The head of Israel’s Employment Service, Rami Garor, warned of a prospective “lost generation” of young workers on Thursday, amid soaring joblessness rates caused by the coronavirus pandemic and new lockdown restrictions.
Unemployment rates surged to historic highs during the first wave of the pandemic in Israel in the spring, before abating as the outbreak came under control. With the rampant second wave outbreak in recent months, and the latest restrictions and lockdowns, the joblessness rate has again spiked.
“Hundreds of thousands have not yet returned to work since March, including employees in sectors that were badly hurt by the crisis,” Garor said in a statement.
“As we warned, such a long unemployment period is likely to force hundreds of thousands into ‘chronic unemployment,’ to create a lost generation of young people experiencing long-term unemployment, as well as other repercussions,” he said.
“We must do everything to ensure that the return to work after the lockdown is fast, otherwise the ramifications will linger for a long time,” he said.
According to Employment Service figures released Thursday, a staggering 854,367 Israelis are registered as job-seekers, of whom 522,191 are on unpaid leave.
The figure, already sky-high, jumped in the past week as new lockdown restrictions went into effect. Since September 17, the onset of the Rosh Hashanah holiday and new restrictions, 120,752 Israelis registered as job-seekers — 110,652 of whom were on unpaid leave.

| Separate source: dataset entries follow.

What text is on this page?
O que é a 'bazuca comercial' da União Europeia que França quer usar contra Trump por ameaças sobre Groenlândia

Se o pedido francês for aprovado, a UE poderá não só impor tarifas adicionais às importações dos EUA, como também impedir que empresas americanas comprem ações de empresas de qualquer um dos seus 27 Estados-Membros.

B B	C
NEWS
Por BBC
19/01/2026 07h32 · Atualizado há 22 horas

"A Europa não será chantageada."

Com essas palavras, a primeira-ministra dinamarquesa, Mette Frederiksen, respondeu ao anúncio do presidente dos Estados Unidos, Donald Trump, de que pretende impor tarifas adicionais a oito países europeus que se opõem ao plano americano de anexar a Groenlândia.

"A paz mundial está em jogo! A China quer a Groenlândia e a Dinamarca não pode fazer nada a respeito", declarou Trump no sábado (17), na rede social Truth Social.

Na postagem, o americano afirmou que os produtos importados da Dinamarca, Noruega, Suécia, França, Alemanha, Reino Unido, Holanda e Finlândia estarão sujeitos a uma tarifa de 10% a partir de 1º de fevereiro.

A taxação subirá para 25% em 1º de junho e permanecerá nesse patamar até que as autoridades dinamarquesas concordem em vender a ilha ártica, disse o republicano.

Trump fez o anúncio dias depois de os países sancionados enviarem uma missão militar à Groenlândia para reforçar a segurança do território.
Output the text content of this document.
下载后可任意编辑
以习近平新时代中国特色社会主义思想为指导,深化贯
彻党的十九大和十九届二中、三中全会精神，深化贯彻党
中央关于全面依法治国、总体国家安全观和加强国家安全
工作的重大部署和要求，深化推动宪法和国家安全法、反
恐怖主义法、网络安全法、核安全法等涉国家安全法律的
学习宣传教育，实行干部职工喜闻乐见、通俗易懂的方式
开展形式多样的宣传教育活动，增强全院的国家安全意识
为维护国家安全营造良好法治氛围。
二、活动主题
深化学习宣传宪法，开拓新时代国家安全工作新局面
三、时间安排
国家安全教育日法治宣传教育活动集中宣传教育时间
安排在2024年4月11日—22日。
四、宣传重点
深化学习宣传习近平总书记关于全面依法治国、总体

The Employment Service said that the majority — 93,766 — were registering for the second time since the start of the pandemic, with 70 percent being women. The crisis has hit certain employment sectors particularly hard, including education, retail, restaurants and events.

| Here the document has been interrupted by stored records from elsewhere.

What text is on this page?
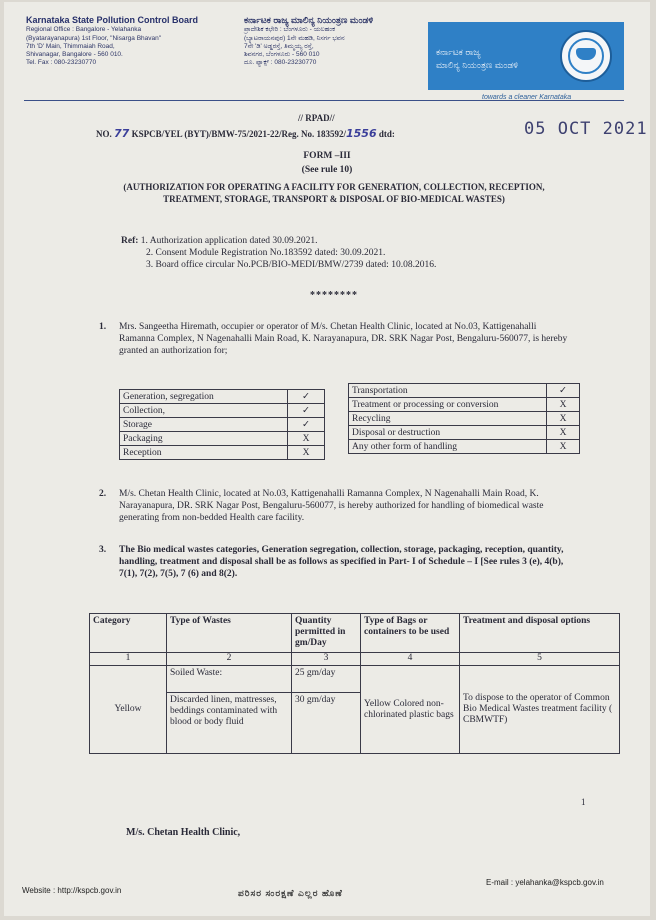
Karnataka State Pollution Control Board
Regional Office : Bangalore - Yelahanka
(Byatarayanapura) 1st Floor, "Nisarga Bhavan"
7th 'D' Main, Thimmaiah Road,
Shivanagar, Bangalore - 560 010.
Tel. Fax : 080-23230770
ಕರ್ನಾಟಕ ರಾಜ್ಯ ಮಾಲಿನ್ಯ ನಿಯಂತ್ರಣ ಮಂಡಳಿ
ಪ್ರಾದೇಶಿಕ ಕಛೇರಿ : ಬೆಂಗಳೂರು - ಯಲಹಂಕ
(ಬ್ಯಾಟರಾಯನಪುರ) 1ನೇ ಮಹಡಿ, ನಿಸರ್ಗ ಭವನ
7ನೇ 'ಡಿ' ಅಡ್ಡರಸ್ತೆ, ತಿಮ್ಮಯ್ಯ ರಸ್ತೆ,
ಶಿವನಗರ, ಬೆಂಗಳೂರು - 560 010
ದೂ. ಫ್ಯಾಕ್ಸ್ : 080-23230770
ಕರ್ನಾಟಕ ರಾಜ್ಯ
ಮಾಲಿನ್ಯ ನಿಯಂತ್ರಣ ಮಂಡಳಿ
towards a cleaner Karnataka
// RPAD//
NO. 77 KSPCB/YEL (BYT)/BMW-75/2021-22/Reg. No. 183592/1556 dtd:	05 OCT 2021
FORM –III
(See rule 10)
(AUTHORIZATION FOR OPERATING A FACILITY FOR GENERATION, COLLECTION, RECEPTION, TREATMENT, STORAGE, TRANSPORT & DISPOSAL OF BIO-MEDICAL WASTES)
Ref: 1. Authorization application dated 30.09.2021.
2. Consent Module Registration No.183592 dated: 30.09.2021.
3. Board office circular No.PCB/BIO-MEDI/BMW/2739 dated: 10.08.2016.
********
1. Mrs. Sangeetha Hiremath, occupier or operator of M/s. Chetan Health Clinic, located at No.03, Kattigenahalli Ramanna Complex, N Nagenahalli Main Road, K. Narayanapura, DR. SRK Nagar Post, Bengaluru-560077, is hereby granted an authorization for;
Generation, segregation	✓
Collection,	✓
Storage	✓
Packaging	X
Reception	X
Transportation	✓
Treatment or processing or conversion	X
Recycling	X
Disposal or destruction	X
Any other form of handling	X
2. M/s. Chetan Health Clinic, located at No.03, Kattigenahalli Ramanna Complex, N Nagenahalli Main Road, K. Narayanapura, DR. SRK Nagar Post, Bengaluru-560077, is hereby authorized for handling of biomedical waste generating from non-bedded Health care facility.
3. The Bio medical wastes categories, Generation segregation, collection, storage, packaging, reception, quantity, handling, treatment and disposal shall be as follows as specified in Part- I of Schedule – I [See rules 3 (e), 4(b), 7(1), 7(2), 7(5), 7 (6) and 8(2).
Category	Type of Wastes	Quantity permitted in gm/Day	Type of Bags or containers to be used	Treatment and disposal options
1	2	3	4	5
Yellow	Soiled Waste:	25 gm/day	Yellow Colored non-chlorinated plastic bags	To dispose to the operator of Common Bio Medical Wastes treatment facility ( CBMWTF)
	Discarded linen, mattresses, beddings contaminated with blood or body fluid	30 gm/day		
1
M/s. Chetan Health Clinic,
Website : http://kspcb.gov.in	ಪರಿಸರ ಸಂರಕ್ಷಣೆ ಎಲ್ಲರ ಹೊಣೆ
E-mail : yelahanka@kspcb.gov.in
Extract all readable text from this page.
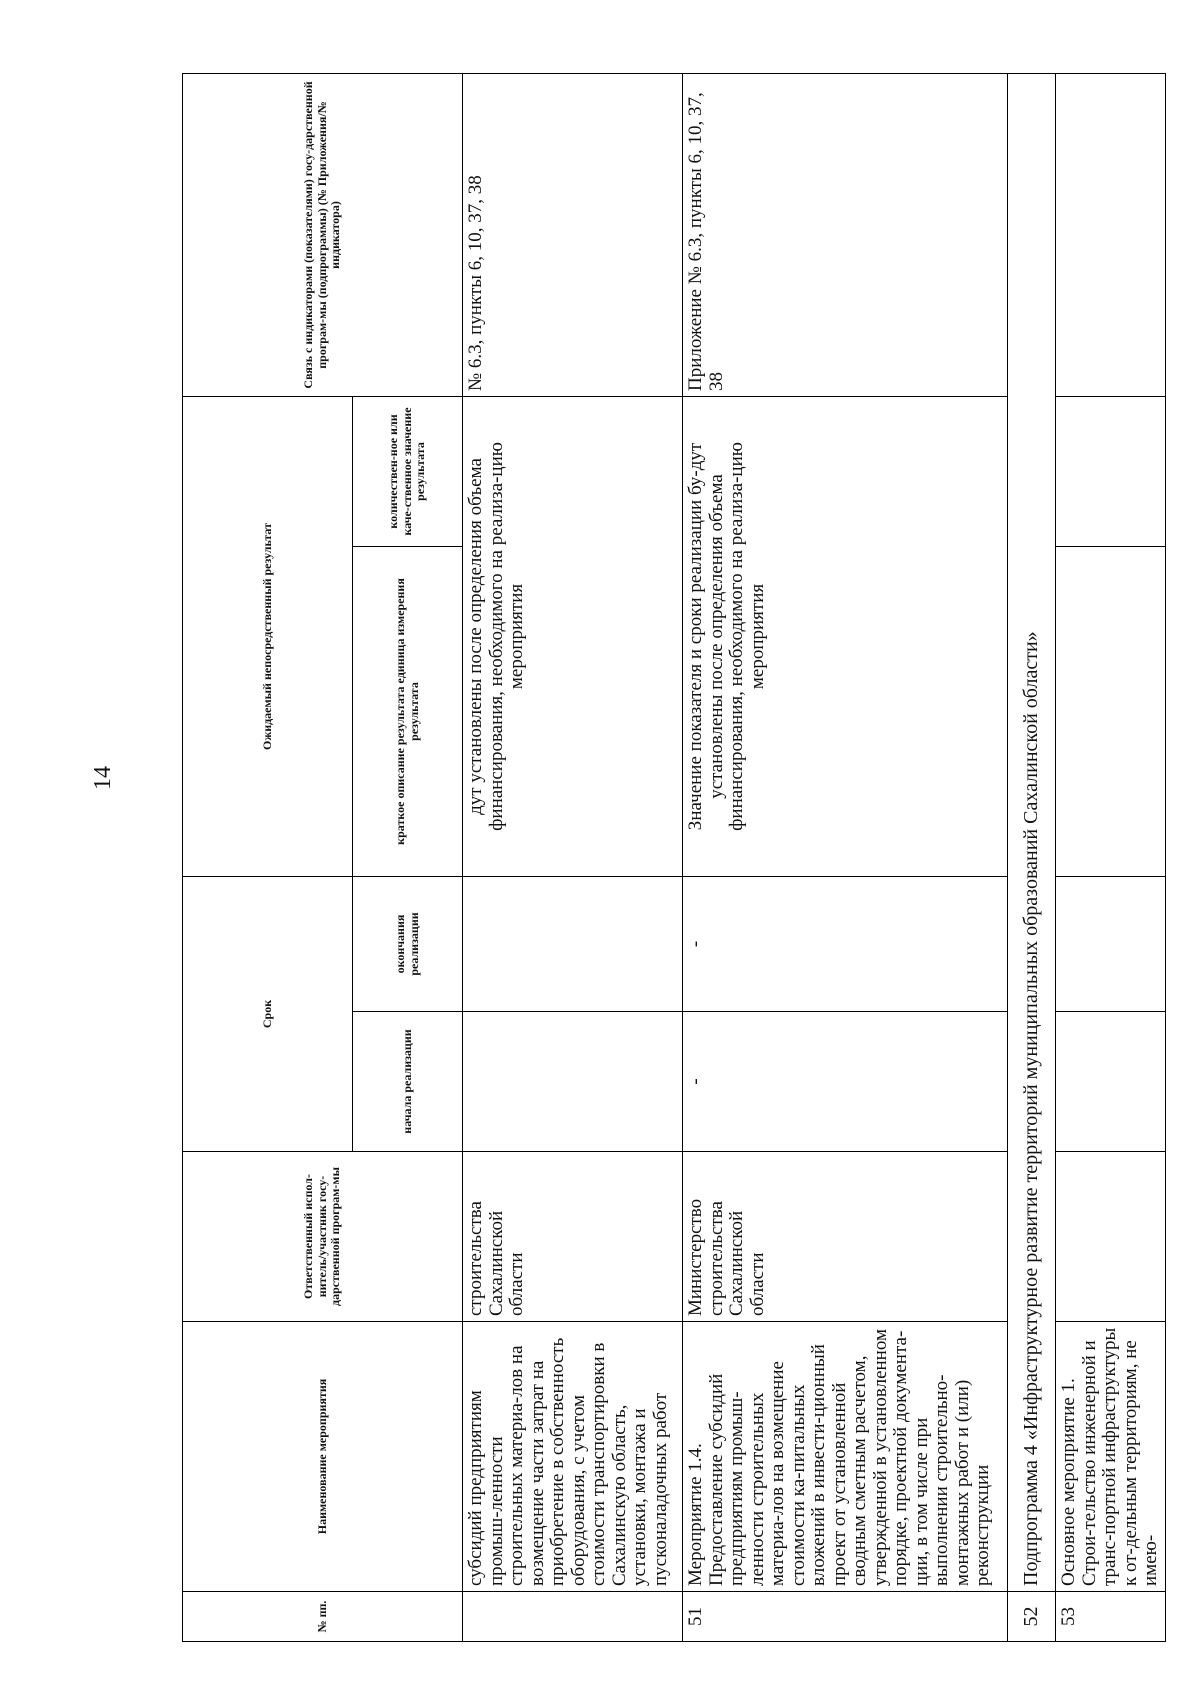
14
№ пп.	Наименование мероприятия	Ответственный испол-нитель/участник госу-дарственной програм-мы	Срок		Ожидаемый непосредственный результат		Связь с индикаторами (показателями) госу-дарственной програм-мы (подпрограммы) (№ Приложения/№ индикатора)
			начала реализации	окончания реализации	краткое описание результата единица измерения результата	количествен-ное или каче-ственное значение результата	
	субсидий предприятиям промыш-ленности строительных материа-лов на возмещение части затрат на приобретение в собственность оборудования, с учетом стоимости транспортировки в Сахалинскую область, установки, монтажа и пусконаладочных работ	строительства Сахалинской области			дут установлены после определения объема финансирования, необходимого на реализа-цию мероприятия		№ 6.3, пункты 6, 10, 37, 38
51	Мероприятие 1.4. Предоставление субсидий предприятиям промыш-ленности строительных материа-лов на возмещение стоимости ка-питальных вложений в инвести-ционный проект от установленной сводным сметным расчетом, утвержденной в установленном порядке, проектной документа-ции, в том числе при выполнении строительно-монтажных работ и (или) реконструкции	Министерство строительства Сахалинской области	-	-	Значение показателя и сроки реализации бу-дут установлены после определения объема финансирования, необходимого на реализа-цию мероприятия		Приложение № 6.3, пункты 6, 10, 37, 38
52	Подпрограмма 4 «Инфраструктурное развитие территорий муниципальных образований Сахалинской области»						
53	Основное мероприятие 1. Строи-тельство инженерной и транс-портной инфраструктуры к от-дельным территориям, не имею-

The service did not provide a figure for the share of workers who are unemployed. During the first outbreak of the virus in Israel, in the spring, the unemployment figures issued by the service spiked to over 23, percent as 800,000 quickly lost work in Israel’s initial lockdown.
As the outbreak subsided, some people were able to return to work, but with infections surging, the government has imposed fresh restrictions, with another round of even tighter rules set to be implemented Friday.
At the start of the year, before the pandemic, unemployment in Israel was at a record low of under 4%.
Prof. Ronni Gamzu, who heads the government’s coronavirus response, reiterated on Thursday his opposition to additional lockdown restrictions, warning the economic harm will be tremendous.
The harsh measures are set to come into force on Friday at 2 p.m., and will see nearly all businesses closed, prayers and public protests severely curtailed, public transportation scaled back dramatically and Israelis ordered to remain close to home with fewer exceptions than under the existing limitations.
The decision to tighten lockdown measures follows recommendations by the so-called coronavirus cabinet on Wednesday night and was approved in a full cabinet vote Thursday morning. It is set to win final approval in Knesset legislation later Thursday.
Bank of Israel Governor Amir Yaron also protested the decision as causing too much damage to the economy.
The Health Ministry said Thursday morning that 6,808 new virus cases were diagnosed a day earlier. It was the second day in a row that the number of new cases neared 7,000.
The ministry said that a notably high 12.9% of the tests that came back Wednesday were positive. There were 54,364 tests carried out.
The total number of cases since the start of the pandemic stood at 206,332, with 1,335 deaths.